Adapted from recipes in both Trim Healthy Mama Cookbooks, with some changes of my own.
"Hydrating and blood-stablizing chia provides energy stamina.... Twice the potassium of bananas, three times the antioxident levels of blueberries, triple the iron of spinach!"
- 2
Ingredients
- optional add ins:
- 1 1/2 cup almond milk (or 1 cup Coconut milk + 1/2 cup water)
- 1-2 droppers Vanilla stevia (or 1-2 tsp Super Sweet Blend + 1/2 tsp Vanilla extract)
- 1/2 tsp. glucomanan powder
- 1 Tbsp chia seeds
- strawberries or other fruit
- cocoa powder (may need more stevia)
- NEW VERSION=CHIA PUD:
- 3 Tbsp Chia Seeds, OMIT glucomanan powder
- 1/2-1 scoop Integral Collagen
- 1/2 scoop Whey Protein powder (omit for dairy-free)
Preparation
Step 1
Blend milk, vanilla stevia, to taste, and any optional add ins.
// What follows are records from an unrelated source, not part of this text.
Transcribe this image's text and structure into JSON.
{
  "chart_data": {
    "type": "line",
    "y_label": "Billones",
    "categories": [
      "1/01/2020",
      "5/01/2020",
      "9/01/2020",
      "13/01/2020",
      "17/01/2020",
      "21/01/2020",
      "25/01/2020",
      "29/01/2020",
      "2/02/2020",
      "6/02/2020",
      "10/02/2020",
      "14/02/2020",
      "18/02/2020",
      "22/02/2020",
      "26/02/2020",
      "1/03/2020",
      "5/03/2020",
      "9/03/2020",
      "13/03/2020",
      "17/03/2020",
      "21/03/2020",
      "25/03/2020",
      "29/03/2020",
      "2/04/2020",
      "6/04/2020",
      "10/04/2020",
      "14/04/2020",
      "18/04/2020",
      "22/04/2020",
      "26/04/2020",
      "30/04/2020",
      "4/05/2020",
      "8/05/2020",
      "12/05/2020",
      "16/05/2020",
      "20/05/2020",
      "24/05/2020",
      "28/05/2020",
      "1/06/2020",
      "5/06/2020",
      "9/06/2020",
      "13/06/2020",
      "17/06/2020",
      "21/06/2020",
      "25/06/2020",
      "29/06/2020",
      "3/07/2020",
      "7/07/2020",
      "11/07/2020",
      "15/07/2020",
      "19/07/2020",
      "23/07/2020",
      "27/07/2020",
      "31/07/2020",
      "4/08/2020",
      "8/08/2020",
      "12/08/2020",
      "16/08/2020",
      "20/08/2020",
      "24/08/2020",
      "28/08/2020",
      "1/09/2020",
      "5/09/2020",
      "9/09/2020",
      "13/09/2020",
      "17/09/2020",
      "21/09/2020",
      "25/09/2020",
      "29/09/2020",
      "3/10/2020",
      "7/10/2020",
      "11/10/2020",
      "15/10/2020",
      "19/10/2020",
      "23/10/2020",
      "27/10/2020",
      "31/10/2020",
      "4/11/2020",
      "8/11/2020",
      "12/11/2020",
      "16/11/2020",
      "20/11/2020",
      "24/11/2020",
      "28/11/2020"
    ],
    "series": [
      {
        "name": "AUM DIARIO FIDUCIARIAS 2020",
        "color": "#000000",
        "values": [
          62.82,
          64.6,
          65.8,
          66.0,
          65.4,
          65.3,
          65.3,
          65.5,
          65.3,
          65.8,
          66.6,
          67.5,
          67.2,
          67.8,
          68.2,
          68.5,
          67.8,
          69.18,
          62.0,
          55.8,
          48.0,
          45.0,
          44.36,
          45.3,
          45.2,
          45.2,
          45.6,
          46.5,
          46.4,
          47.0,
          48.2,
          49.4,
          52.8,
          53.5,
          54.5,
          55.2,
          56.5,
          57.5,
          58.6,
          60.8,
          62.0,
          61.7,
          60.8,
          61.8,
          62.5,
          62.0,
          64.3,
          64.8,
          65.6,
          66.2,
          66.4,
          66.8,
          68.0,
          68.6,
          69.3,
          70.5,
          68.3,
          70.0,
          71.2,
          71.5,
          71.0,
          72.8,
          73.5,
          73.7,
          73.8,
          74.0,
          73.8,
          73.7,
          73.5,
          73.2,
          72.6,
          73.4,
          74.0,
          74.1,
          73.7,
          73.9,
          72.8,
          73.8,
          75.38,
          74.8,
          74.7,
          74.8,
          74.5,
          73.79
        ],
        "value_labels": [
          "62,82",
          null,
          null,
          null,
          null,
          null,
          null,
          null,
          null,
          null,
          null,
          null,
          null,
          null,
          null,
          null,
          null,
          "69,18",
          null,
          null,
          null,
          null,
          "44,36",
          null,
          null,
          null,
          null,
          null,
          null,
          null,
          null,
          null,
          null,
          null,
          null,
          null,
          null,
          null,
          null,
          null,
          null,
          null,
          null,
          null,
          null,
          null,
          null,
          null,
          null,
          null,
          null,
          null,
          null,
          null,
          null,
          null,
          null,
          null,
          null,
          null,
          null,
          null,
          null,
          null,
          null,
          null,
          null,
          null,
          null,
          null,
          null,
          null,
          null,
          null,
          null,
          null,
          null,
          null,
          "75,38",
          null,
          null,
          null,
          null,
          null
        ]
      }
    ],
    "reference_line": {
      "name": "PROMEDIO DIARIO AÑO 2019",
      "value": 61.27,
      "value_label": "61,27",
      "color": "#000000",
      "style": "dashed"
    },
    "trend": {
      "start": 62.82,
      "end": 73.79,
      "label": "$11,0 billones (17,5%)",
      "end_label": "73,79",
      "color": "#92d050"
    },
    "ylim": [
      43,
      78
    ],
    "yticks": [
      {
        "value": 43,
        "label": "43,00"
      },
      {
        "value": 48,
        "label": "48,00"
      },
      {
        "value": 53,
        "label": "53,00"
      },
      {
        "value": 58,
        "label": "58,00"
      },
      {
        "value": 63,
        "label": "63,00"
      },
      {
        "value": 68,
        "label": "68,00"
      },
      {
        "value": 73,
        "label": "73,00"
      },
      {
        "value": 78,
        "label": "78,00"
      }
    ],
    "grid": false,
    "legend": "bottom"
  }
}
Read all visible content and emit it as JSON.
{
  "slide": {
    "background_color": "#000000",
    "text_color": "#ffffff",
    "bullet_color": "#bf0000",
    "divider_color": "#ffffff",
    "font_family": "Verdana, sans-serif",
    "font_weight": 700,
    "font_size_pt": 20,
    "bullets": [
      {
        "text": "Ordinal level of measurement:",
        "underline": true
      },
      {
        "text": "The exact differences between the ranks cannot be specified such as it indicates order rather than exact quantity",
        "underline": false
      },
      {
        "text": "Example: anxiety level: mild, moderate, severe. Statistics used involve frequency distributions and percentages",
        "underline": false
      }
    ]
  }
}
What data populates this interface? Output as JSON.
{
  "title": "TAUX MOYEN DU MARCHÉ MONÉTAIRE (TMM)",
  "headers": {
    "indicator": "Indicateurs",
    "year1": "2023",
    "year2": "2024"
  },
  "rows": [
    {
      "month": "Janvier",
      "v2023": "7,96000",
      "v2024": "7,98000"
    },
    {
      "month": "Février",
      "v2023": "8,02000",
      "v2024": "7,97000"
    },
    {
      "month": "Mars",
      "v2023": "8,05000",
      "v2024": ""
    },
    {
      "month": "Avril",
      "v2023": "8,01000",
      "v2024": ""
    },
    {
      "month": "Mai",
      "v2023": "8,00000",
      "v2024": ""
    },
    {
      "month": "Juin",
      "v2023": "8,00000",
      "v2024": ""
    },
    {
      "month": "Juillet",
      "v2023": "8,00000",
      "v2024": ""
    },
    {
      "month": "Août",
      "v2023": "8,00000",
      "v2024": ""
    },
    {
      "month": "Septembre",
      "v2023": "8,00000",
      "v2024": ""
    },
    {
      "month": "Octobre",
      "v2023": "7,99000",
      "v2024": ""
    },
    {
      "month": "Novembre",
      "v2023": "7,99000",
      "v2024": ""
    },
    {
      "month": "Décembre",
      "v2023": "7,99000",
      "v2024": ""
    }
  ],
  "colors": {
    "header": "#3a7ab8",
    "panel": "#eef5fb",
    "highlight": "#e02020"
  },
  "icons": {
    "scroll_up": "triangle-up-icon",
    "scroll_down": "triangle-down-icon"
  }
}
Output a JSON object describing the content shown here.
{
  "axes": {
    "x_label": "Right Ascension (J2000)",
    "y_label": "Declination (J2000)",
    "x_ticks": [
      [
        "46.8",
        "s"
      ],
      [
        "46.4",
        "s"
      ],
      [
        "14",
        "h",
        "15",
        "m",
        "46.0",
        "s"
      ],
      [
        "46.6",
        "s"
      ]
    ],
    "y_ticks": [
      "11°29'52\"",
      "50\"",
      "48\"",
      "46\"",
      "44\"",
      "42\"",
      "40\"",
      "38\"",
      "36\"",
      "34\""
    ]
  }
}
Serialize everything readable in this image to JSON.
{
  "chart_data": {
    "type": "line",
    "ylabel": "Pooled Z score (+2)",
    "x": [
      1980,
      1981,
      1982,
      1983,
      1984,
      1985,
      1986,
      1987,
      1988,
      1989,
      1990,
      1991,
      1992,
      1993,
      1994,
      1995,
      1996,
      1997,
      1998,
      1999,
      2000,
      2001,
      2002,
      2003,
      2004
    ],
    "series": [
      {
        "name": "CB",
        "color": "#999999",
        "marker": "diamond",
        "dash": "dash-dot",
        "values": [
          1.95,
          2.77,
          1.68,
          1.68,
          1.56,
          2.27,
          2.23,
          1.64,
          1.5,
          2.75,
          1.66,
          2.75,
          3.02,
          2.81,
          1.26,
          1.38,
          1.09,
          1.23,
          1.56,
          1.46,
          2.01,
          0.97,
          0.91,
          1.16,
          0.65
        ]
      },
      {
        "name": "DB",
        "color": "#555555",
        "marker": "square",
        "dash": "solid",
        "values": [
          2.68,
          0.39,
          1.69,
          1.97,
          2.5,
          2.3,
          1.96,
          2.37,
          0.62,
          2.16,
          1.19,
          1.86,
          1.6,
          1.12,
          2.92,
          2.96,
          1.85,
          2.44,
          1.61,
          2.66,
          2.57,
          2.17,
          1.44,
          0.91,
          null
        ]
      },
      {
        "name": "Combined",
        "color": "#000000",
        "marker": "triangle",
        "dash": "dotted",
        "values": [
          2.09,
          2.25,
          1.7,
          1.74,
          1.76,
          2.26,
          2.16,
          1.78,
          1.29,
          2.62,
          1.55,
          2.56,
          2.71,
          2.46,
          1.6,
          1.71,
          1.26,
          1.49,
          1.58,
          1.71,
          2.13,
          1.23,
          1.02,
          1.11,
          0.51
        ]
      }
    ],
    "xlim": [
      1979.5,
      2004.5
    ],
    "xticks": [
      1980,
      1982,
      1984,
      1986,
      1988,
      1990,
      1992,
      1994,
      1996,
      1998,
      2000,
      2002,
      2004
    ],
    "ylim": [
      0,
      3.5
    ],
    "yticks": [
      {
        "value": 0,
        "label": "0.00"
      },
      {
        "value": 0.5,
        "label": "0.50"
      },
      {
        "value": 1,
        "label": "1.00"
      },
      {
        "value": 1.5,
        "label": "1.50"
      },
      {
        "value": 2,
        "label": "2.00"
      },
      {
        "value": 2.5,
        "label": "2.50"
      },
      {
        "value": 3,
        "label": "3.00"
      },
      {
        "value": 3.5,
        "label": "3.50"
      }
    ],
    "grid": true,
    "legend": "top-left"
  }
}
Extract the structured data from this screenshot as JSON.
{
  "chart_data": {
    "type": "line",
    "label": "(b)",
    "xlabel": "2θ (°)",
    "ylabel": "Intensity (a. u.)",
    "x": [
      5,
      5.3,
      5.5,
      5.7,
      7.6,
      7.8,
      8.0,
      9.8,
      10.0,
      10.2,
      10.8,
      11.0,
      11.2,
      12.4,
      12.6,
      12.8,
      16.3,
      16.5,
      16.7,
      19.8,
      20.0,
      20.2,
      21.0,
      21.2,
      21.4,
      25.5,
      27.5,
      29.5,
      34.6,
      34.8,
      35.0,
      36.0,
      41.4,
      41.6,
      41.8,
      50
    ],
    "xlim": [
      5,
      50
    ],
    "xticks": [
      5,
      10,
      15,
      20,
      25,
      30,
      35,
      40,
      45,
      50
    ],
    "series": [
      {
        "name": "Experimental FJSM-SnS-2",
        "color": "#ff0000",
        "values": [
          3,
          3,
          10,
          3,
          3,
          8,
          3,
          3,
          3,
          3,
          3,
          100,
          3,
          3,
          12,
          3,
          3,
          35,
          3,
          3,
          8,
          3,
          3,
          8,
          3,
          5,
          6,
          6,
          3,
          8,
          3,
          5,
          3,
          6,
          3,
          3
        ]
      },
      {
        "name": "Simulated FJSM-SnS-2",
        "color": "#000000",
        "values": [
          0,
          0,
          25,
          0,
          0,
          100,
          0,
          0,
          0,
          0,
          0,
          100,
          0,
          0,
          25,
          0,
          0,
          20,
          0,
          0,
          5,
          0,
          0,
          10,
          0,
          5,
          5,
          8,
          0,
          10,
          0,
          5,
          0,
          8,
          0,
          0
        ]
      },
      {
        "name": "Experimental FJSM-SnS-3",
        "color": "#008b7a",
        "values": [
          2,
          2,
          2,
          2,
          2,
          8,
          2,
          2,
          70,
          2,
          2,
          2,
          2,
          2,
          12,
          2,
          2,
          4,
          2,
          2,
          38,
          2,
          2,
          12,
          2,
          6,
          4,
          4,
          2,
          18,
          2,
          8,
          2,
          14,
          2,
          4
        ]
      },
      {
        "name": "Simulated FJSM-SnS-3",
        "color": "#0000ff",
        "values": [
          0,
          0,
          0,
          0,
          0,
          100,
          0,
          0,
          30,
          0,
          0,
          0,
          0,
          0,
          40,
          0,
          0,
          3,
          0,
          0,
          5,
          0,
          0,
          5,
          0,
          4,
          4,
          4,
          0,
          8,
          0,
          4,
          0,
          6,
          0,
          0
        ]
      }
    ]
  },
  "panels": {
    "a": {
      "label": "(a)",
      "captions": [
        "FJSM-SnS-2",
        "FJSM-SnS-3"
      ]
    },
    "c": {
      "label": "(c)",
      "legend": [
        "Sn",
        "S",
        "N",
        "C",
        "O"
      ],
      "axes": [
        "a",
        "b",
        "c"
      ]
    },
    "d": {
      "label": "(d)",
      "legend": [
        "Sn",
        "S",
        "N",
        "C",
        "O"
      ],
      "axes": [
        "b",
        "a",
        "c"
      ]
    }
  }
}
Add glucomannan, turning on blender briefly to mix glucomannan with liquid so there are no lumps. Do not keep blending until a thickening effect occurs. (*Add whey or collagen now if using: add to blender final few seconds on low, or just until it combines. Don't let it froth!)
Transfer contents of blender to a small glass jar with lid. Add chia seeds. Place lid on jar and shake well.
Leave at room temp about 20-30 minutes. Shake well again, then place in fridge for at least 4 hours or overnight. Stir occasionally if you can.
Just before serving, give it a final stir, garnish it with whatever thrills you, or enjoy it simply as is.
Makes a great instant breakfast. Also good with granola mixed in or chunks of fruit.